It was suggested by a couple of persons whose opinions I halfway respect there was something decidedly unjust about using the death of Cory Lidle as an excuse to take a shot at Mike Francesca and Chris Russo.
So with that in mind, I’ll try to elaborate for a change.
Obviously, the Doofus Twins had nothing to do with Lidle’s passing, and I have no substantial complaints with their coverage of yesterday’s plane crash (though I’ll agree with David Roth their insistence that last night’s NLCS Game One be postponed — irrespective of the weather — was typically hysterical).
My problem is with the way Lidle was treated on Monday, in particular Russo’s manufactured outrage over the pitcher claiming he was “trying to enjoy a day in New York City.”
The tri-state area’s biggest SF Giants fan argued that members of the Yankees should be in hiding after their disgraceful showing against Detroit, and “Yankee fans aren’t enjoying their day.”
I’ll remember this unlistenable exchange the next time I see the likes of Barry Zito or Rick Peterson talking about “putting things in perspective.” I mean, yeah, an individual’s life or death is far more important than a ballgame — or a bullshit, faux controversy that could’ve easily been explained away by either Lidle fessing up to a poor choice of words, or a rational radio host simply saying as much after reading the quotes about the Tigers being “more ready to play”.

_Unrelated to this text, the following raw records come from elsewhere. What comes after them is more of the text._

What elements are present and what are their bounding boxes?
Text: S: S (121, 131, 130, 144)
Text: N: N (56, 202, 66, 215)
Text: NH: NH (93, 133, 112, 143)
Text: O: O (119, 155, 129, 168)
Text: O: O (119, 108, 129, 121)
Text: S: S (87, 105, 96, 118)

Nobody in this mix can have it both ways. If you really believe that Lidle’s exit “puts things in perspective”, what sort of perspective allows Lidle to be so poorly treated on the radio for having the temerity to say, in his own haphazard way, that Detroit was the better team?
And make no mistake — Francesca and Russo are hardly the only persons with egg on their face. Yack radio, the competing newspapers, countless blogs (present company included) micro analyze the low-watt musings of Lidle and his peers to the point where any dopey public statement is grounds for lynching.
Holding the media (nuevo bloggy and old school inky) accountable is a nice exercise for self-righteous cranks like yours truly, but also ignores the simple truth that such irrational obsessions are what fuel the sports media biz, if not all entertainment and consumer activity. Really putting things in perspective would mean blowing off the baseball playoffs and putting an equal amount of time and energy into helping someone else. Actually recognizing “what’s really important in life” would probably mean pulling the plug on WFAN, BBTN and a big percentage of what you’ve got bookmarked.